The Injustice Done My Mother
by José Rizal (Translated, Austin Craig)
THE INJUSTICE DONE MY MOTHER
by José Rizal
Some days after my return
to Kalamba, my parents decided that I should remain, and that later I should
go to Manila. I wanted to study with a teacher of the town, even though I
could learn no more than multiplication, so I entered the village school.
At this time, an uncle of mine, Don José Alberto, returned from Europe. He
found that, during his absence, his wife had left his home and abandoned her
children. The poor man anxiously sought his wife and, at my mother's earnest
request, he took her back. They went to live in Biñan. Only a few days later
the ungrateful woman plotted with a Guardia Civil officer who was a friend
of ours. She accused her husband of poisoning her and charged that my mother
was an accomplice. On this charge, the alcalde sent my mother to prison.

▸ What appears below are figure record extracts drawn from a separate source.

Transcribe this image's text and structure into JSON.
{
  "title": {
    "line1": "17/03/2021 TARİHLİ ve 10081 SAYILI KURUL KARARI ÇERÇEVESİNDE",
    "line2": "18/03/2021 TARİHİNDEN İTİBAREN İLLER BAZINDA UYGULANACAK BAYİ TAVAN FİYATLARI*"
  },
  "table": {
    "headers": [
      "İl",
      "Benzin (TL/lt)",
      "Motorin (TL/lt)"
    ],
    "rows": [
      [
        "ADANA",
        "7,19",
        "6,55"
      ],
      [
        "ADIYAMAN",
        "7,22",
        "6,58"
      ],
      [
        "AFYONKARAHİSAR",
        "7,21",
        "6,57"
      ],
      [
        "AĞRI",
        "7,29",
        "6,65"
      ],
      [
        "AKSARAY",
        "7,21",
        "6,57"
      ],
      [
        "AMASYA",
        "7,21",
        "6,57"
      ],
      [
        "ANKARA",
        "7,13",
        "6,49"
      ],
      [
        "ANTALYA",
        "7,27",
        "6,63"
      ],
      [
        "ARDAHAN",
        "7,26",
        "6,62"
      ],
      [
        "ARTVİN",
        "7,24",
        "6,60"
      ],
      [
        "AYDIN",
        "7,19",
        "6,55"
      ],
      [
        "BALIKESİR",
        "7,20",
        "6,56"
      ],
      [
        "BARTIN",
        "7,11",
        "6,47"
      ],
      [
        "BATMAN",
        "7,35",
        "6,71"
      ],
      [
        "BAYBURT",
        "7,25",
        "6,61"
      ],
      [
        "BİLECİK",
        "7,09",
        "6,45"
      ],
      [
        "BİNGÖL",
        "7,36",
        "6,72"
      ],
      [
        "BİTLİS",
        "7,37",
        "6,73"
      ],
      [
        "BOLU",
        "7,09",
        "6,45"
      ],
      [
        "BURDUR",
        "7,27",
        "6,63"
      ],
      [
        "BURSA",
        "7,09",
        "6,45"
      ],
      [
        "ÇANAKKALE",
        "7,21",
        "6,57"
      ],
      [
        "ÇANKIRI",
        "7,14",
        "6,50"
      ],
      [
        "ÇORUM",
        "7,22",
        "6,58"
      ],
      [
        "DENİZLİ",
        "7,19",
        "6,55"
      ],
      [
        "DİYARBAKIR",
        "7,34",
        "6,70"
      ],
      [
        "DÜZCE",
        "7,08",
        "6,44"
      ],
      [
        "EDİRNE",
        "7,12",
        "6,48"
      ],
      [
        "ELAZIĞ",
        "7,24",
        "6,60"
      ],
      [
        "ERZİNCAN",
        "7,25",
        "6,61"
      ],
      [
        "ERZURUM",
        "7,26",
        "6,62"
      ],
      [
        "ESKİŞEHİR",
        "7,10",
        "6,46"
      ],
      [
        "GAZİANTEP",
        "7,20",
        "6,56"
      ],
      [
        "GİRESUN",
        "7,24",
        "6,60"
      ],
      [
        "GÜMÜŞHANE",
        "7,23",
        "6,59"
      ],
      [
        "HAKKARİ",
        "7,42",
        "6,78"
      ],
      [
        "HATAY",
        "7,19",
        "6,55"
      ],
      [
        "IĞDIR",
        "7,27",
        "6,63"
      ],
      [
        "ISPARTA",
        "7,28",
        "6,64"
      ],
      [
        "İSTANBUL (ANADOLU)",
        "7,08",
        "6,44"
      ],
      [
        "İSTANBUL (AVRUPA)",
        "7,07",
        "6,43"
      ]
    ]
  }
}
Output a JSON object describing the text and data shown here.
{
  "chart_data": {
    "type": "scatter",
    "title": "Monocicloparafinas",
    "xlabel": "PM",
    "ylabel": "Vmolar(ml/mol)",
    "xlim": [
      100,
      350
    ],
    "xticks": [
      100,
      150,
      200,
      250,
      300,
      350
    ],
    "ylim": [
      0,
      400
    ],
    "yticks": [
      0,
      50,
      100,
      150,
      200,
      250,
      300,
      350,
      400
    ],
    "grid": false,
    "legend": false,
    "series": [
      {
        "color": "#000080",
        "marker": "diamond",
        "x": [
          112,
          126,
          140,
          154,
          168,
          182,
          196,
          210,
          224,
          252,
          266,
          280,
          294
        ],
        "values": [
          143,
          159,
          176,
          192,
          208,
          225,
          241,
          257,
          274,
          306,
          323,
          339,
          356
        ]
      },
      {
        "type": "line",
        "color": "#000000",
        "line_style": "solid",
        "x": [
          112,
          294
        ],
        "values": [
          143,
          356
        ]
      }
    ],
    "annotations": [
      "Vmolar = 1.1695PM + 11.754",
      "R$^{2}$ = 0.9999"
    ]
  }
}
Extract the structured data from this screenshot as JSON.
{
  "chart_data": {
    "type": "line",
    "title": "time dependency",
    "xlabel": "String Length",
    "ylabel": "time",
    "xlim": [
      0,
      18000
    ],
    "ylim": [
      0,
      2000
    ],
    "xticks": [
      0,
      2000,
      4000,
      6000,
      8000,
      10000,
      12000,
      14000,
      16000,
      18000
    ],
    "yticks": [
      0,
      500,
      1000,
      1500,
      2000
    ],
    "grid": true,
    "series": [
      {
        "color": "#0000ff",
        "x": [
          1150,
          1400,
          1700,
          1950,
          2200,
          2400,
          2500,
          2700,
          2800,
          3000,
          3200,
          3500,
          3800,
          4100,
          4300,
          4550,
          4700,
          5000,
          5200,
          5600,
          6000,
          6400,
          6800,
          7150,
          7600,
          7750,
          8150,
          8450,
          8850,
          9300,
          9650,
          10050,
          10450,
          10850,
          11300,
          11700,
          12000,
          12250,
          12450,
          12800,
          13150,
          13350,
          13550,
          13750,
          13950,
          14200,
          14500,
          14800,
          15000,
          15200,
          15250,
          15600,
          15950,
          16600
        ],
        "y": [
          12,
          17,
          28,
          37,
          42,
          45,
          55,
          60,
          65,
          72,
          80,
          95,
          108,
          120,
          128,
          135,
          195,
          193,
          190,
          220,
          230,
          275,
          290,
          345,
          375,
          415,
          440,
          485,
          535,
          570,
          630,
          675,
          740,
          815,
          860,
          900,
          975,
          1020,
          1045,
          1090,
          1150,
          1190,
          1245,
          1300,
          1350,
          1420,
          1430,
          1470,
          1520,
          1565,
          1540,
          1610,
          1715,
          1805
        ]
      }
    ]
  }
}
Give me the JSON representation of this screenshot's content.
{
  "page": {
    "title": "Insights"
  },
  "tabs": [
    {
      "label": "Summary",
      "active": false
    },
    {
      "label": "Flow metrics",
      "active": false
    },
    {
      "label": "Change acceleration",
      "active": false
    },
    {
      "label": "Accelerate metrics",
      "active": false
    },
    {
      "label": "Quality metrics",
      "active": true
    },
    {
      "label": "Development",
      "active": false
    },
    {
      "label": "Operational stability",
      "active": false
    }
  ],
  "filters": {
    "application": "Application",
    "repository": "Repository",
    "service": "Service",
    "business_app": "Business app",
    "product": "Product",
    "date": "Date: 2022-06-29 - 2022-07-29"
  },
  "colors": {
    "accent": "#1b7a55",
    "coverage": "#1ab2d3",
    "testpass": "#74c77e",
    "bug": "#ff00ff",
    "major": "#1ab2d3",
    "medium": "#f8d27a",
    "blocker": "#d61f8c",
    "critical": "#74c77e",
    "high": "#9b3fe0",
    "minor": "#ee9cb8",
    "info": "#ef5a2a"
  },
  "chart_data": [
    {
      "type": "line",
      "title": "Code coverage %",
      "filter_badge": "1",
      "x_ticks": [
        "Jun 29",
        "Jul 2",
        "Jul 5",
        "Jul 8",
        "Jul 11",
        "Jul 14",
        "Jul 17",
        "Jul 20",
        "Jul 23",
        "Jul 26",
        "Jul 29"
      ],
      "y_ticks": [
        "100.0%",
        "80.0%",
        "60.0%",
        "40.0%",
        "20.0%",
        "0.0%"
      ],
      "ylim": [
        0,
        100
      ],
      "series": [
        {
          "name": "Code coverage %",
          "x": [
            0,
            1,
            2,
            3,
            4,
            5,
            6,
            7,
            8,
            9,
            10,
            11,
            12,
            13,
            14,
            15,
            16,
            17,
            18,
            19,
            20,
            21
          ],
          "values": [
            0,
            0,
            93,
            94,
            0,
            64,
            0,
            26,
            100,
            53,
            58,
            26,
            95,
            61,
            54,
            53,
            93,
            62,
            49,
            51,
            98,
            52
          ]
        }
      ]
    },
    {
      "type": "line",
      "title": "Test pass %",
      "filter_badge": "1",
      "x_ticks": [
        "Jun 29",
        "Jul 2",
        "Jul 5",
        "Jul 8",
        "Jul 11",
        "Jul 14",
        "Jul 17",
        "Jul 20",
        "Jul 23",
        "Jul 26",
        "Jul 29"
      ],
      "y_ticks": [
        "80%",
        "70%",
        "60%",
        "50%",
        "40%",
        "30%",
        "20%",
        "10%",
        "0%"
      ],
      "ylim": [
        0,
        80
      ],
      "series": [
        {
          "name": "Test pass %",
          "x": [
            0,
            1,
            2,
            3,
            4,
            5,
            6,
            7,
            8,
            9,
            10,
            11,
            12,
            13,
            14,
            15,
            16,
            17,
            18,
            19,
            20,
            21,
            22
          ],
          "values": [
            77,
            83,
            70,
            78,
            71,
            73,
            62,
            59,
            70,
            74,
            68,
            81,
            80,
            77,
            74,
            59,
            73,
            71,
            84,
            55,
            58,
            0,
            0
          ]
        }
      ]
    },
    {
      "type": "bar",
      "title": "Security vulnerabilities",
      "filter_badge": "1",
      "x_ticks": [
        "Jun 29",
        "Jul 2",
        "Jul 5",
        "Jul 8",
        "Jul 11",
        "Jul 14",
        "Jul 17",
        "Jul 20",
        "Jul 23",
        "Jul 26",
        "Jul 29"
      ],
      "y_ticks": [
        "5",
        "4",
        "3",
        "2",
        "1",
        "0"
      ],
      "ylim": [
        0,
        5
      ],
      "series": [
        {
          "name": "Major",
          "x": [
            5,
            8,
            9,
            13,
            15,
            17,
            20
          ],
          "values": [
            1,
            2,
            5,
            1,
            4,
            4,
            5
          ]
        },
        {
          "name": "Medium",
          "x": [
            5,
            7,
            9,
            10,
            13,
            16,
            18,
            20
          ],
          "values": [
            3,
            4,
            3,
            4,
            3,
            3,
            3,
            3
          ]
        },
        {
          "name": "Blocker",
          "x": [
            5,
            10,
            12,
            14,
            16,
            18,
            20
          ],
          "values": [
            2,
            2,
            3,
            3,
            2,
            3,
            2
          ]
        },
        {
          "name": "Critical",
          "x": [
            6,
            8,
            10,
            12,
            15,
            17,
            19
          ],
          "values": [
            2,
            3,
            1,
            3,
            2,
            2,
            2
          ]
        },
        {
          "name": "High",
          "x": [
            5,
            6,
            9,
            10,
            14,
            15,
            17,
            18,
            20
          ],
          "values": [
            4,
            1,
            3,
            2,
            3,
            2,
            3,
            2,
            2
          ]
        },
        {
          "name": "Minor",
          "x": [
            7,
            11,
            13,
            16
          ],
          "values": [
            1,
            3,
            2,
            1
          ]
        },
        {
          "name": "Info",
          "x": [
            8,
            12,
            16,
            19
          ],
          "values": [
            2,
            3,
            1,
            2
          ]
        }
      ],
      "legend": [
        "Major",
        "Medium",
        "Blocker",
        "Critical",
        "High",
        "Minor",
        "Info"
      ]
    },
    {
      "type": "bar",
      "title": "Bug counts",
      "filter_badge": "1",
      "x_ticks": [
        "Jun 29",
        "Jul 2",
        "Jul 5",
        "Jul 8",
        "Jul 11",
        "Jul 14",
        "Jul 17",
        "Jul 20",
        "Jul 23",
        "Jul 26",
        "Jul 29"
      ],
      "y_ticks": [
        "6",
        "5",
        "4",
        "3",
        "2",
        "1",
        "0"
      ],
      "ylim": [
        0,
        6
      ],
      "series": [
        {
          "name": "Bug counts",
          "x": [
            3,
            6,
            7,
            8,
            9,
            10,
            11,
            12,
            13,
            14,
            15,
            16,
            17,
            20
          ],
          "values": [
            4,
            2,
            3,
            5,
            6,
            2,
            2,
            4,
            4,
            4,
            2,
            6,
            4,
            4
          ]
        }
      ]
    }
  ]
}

I do not like to tell of the deep grief which we all, nine sisters and
brothers, felt. Our mother's arrest, we knew, was unjust. The men who
arrested her pretended to be friends and had often been our guests. Ever
since then, child though I was, I have distrusted friendship. We learned
later that our mother, away from us all and along in years, was ill. From
the first, the alcalde believed the accusation. He was unfair in every way
and treated my mother rudely, even brutally. Finally, he persuaded her to
confess to what they wised by promising to set her free and to let her see
her children. What mother could resist that? What mother would not sacrifice
life itself for her children?
They terrified and deceived my mother, as they would have any other mother.
They threatened to condemn her if she did not say what they wished. She
submitted to the will of her enemies and lost her spirit. The case became
involved until the same alcalde asked pardon for her. But this was only when
the matter was before the Supreme Court. He asked for the pardon because he
was sorry for what he had done. Such was his meanness that I felt afraid of
him. Attorneys Francisco de Marcaida and Manuel Masigan, Manila's leading
lawyers, defended my mother and they finally succeeded in having her
acquitted. They proved her innocence to the judges, her accusers and her
hosts of enemies. But after how much delay? -- After two and a half years.